Posted on Tuesday November 27, 2012, 10:45 by Simon Braund in Under The Radar

Last night, David Lynch was treated to a rowdy, minutes-long standing ovation when he accepted the Lifetime Achievement Award for directing at the opening ceremony of the Plus Camerimage festival in Bydgoszcz, Poland. Earlier in the evening Lynch, a regular at the festival in recent years, was presented with the key to the city of Bydgoszcz by mayor Rafał Bruski. In a brief speech, Lynch described the honour as “dangerous”, although it’s doubtful that the key bestows any real civic powers on the recipient. (If it does, his first order of business should be to fix a few potholes).

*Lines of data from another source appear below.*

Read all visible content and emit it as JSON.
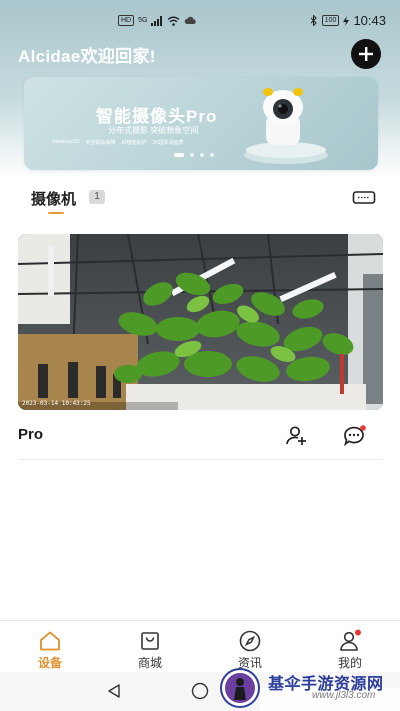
{
  "status_bar": {
    "hd": "HD",
    "signal": "5G",
    "battery": "100",
    "time": "10:43"
  },
  "header": {
    "greeting": "Alcidae欢迎回家!"
  },
  "banner": {
    "title": "智能摄像头Pro",
    "subtitle": "分布式摄影  突破想象空间",
    "tags": [
      "HarmonyOS",
      "安全隐私保障",
      "AI智能看护",
      "2K超高清画质"
    ]
  },
  "devices": {
    "title": "摄像机",
    "count": "1"
  },
  "camera": {
    "name": "Pro",
    "osd": "2023-03-14 10:43:25"
  },
  "tabs": [
    {
      "label": "设备",
      "icon": "home-icon",
      "active": true
    },
    {
      "label": "商城",
      "icon": "shopping-bag-icon",
      "active": false
    },
    {
      "label": "资讯",
      "icon": "compass-icon",
      "active": false
    },
    {
      "label": "我的",
      "icon": "profile-icon",
      "active": false
    }
  ],
  "watermark": {
    "text": "基伞手游资源网",
    "url": "www.jl3l3.com"
  },
  "colors": {
    "accent": "#e0922e",
    "header": "#a9c6cc",
    "badge_dot": "#e53935"
  }
}
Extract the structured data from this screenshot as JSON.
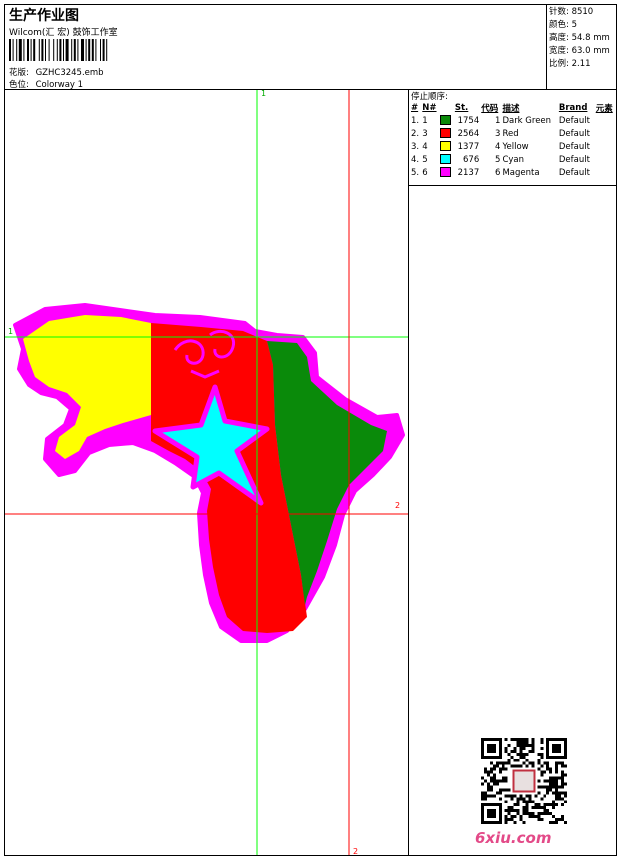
{
  "header": {
    "title": "生产作业图",
    "company": "Wilcom(汇 宏) 鼓饰工作室",
    "design_label": "花版:",
    "design_value": "GZHC3245.emb",
    "colorway_label": "色位:",
    "colorway_value": "Colorway 1"
  },
  "stats": [
    {
      "label": "针数:",
      "value": "8510"
    },
    {
      "label": "颜色:",
      "value": "5"
    },
    {
      "label": "高度:",
      "value": "54.8 mm"
    },
    {
      "label": "宽度:",
      "value": "63.0 mm"
    },
    {
      "label": "比例:",
      "value": "2.11"
    }
  ],
  "stop_sequence": {
    "title": "停止顺序:",
    "columns": [
      "#",
      "N#",
      "St.",
      "代码",
      "描述",
      "Brand",
      "元素"
    ],
    "rows": [
      {
        "idx": "1.",
        "n": "1",
        "color": "#0a8a0a",
        "st": "1754",
        "code": "1",
        "desc": "Dark Green",
        "brand": "Default",
        "elem": ""
      },
      {
        "idx": "2.",
        "n": "3",
        "color": "#ff0000",
        "st": "2564",
        "code": "3",
        "desc": "Red",
        "brand": "Default",
        "elem": ""
      },
      {
        "idx": "3.",
        "n": "4",
        "color": "#ffff00",
        "st": "1377",
        "code": "4",
        "desc": "Yellow",
        "brand": "Default",
        "elem": ""
      },
      {
        "idx": "4.",
        "n": "5",
        "color": "#00ffff",
        "st": "676",
        "code": "5",
        "desc": "Cyan",
        "brand": "Default",
        "elem": ""
      },
      {
        "idx": "5.",
        "n": "6",
        "color": "#ff00ff",
        "st": "2137",
        "code": "6",
        "desc": "Magenta",
        "brand": "Default",
        "elem": ""
      }
    ]
  },
  "guides": {
    "v1_label": "1",
    "h1_label": "1",
    "h2_label": "2",
    "v2_label": "2"
  },
  "colors": {
    "guide_green": "#00ff00",
    "guide_red": "#ff0000",
    "magenta": "#ff00ff",
    "yellow": "#ffff00",
    "red": "#ff0000",
    "green": "#0a8a0a",
    "cyan": "#00ffff"
  },
  "watermark": "6xiu.com"
}
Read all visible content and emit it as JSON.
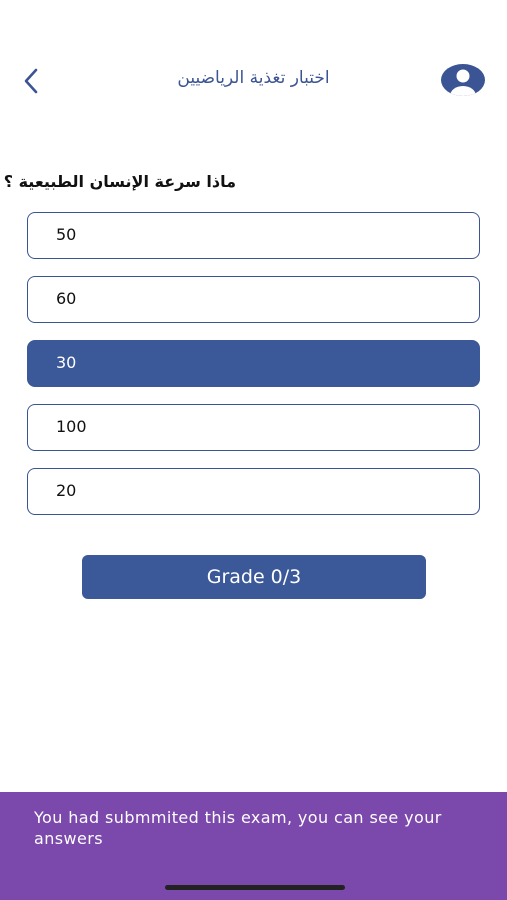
{
  "header": {
    "title": "اختبار تغذية الرياضيين",
    "back_icon": "chevron-left-icon",
    "avatar_icon": "user-avatar-icon"
  },
  "quiz": {
    "question": "ماذا سرعة الإنسان الطبيعية ؟",
    "options": [
      {
        "label": "50",
        "selected": false
      },
      {
        "label": "60",
        "selected": false
      },
      {
        "label": "30",
        "selected": true
      },
      {
        "label": "100",
        "selected": false
      },
      {
        "label": "20",
        "selected": false
      }
    ],
    "grade_label": "Grade 0/3"
  },
  "banner": {
    "message": "You had submmited this exam, you can see your answers"
  },
  "colors": {
    "accent": "#3b5898",
    "banner": "#7b48ab",
    "title": "#3b5493"
  }
}
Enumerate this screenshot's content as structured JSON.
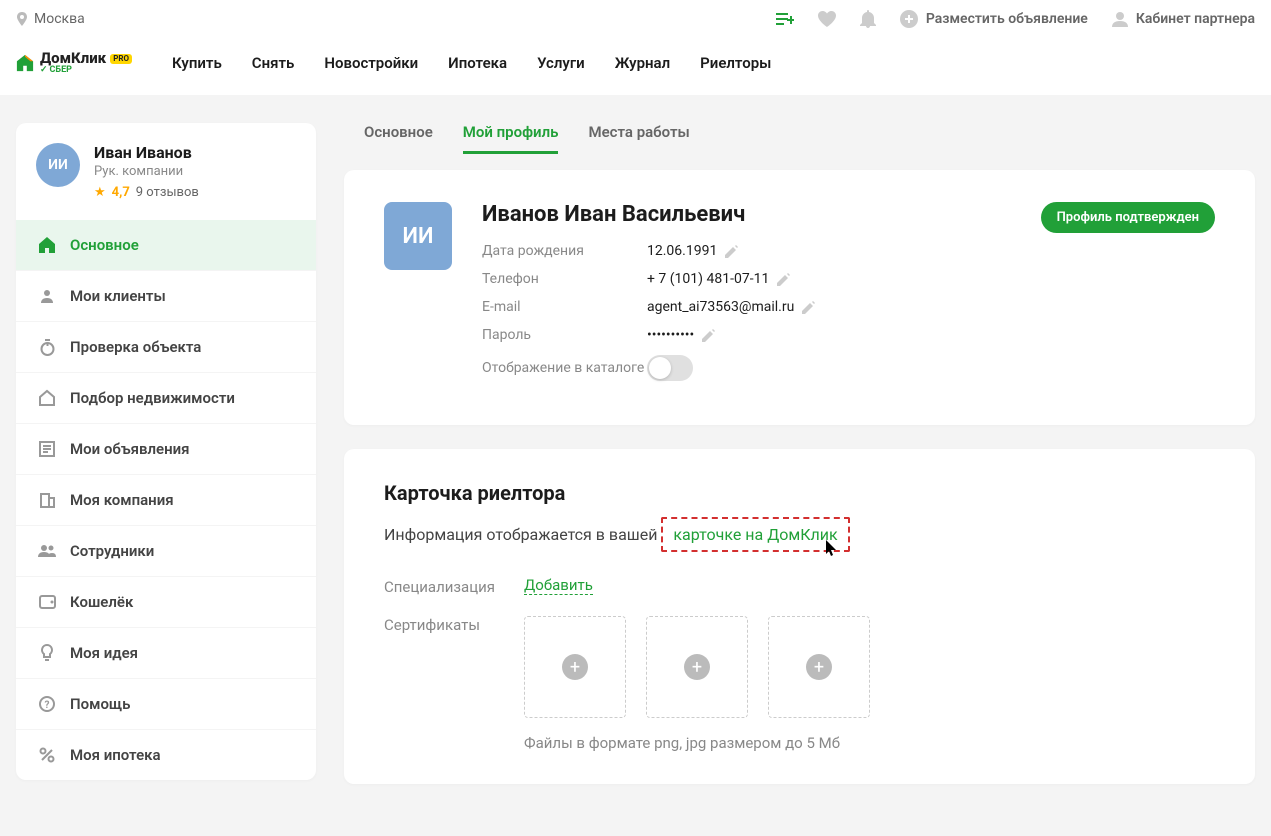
{
  "topbar": {
    "city": "Москва",
    "post_ad": "Разместить объявление",
    "partner_cabinet": "Кабинет партнера"
  },
  "logo": {
    "name": "ДомКлик",
    "pro": "PRO",
    "sber": "СБЕР"
  },
  "nav": [
    "Купить",
    "Снять",
    "Новостройки",
    "Ипотека",
    "Услуги",
    "Журнал",
    "Риелторы"
  ],
  "sidebar": {
    "user": {
      "initials": "ИИ",
      "name": "Иван Иванов",
      "role": "Рук. компании",
      "rating": "4,7",
      "reviews": "9 отзывов"
    },
    "items": [
      "Основное",
      "Мои клиенты",
      "Проверка объекта",
      "Подбор недвижимости",
      "Мои объявления",
      "Моя компания",
      "Сотрудники",
      "Кошелёк",
      "Моя идея",
      "Помощь",
      "Моя ипотека"
    ]
  },
  "tabs": [
    "Основное",
    "Мой профиль",
    "Места работы"
  ],
  "profile": {
    "initials": "ИИ",
    "fullname": "Иванов Иван Васильевич",
    "badge": "Профиль подтвержден",
    "fields": {
      "dob_label": "Дата рождения",
      "dob": "12.06.1991",
      "phone_label": "Телефон",
      "phone": "+ 7 (101) 481-07-11",
      "email_label": "E-mail",
      "email": "agent_ai73563@mail.ru",
      "password_label": "Пароль",
      "password": "••••••••••",
      "catalog_label": "Отображение в каталоге"
    }
  },
  "realtor_card": {
    "title": "Карточка риелтора",
    "desc_prefix": "Информация отображается в вашей",
    "desc_link": "карточке на ДомКлик",
    "spec_label": "Специализация",
    "spec_add": "Добавить",
    "cert_label": "Сертификаты",
    "cert_hint": "Файлы в формате png, jpg размером до 5 Мб"
  }
}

Plus Camerimage, which celebrates its 20th anniversary this year, is an international festival dedicated to the art of cinematography. Featuring a welter of event, including the main competition, in which nominees vie for the coveted Golden Frog award; and competitions for student films, documentary shorts and features, music videos, feature debuts and Polish films. It also boasts an extensive program of seminars and technical workshops from the likes of Panavision, Arri, Red and Zeiss. It has been held in the northern Polish city of Bydgoszsc (pronounced bid-gosht. Well, kind of) for the past three years, having moved from its previous home of Łódź in 2009. An extremely prestigious and highly-regarded affair, it serves as a forum for the world’s cinematographers to gather, talk shop, trade stories, moan about the state of the business and check out the latest technology, all on magnificent display at the festival’s nerve center, the Opera Nova opera house situated near the city’s picturesque old town on the Brda river. It’s the type of festival where you bump into Vilmos Zsigmond in the gents, where your view of proceedings is partially obscured by Joel Schumacher sitting in the row in front of you, and where David Lynch is treated like a rock star. Which is just as it should be. His acceptance of the lifetime achievement award was preceded by a beautifully crafted montage of scenes from his films, including rarely seen footage from early experimental works like The Grandmother and The Amputee. It was a reminder, if one were needed, that he is an artist of utterly unique brilliance.

The opening ceremony was further marked by a mesmerizing performance by chanteuse Chrysta Bell (Lynch’s musical collaborator since 2002) and a screening of the Christopher Kenneally-directed documentary Side By Side. A provocative and engrossing examination of the seismic impact of digital technology on moviemaking, it was introduced by producer and star Keanu Reeves. The film - a revelation to anyone who still has a sentimental attachment to celluloid - features interviews with such luminaries as Martin Scorsese, David Fincher, Christopher Nolan (a die hard champion of film), Danny Boyle, Anthony Dod Mantle (Oscar-winning cinematographer for Slumdog Millionaire), James Cameron, George Lucas, Steven Soderbergh and, of course, David Lynch, who admits, rather shockingly, that he has pretty much abandoned film entirely. All of the interviews were conducted by Reeves, many of them at CamerImage 2010.
Tomorrow, he and Joel Schumacher will be hosting a seminar titled The Future Of Film - which refers, one hopes, to the physical medium rather than the art form itself which, as Camerimage amply demonstrates, is alive and well. If bloody chilly!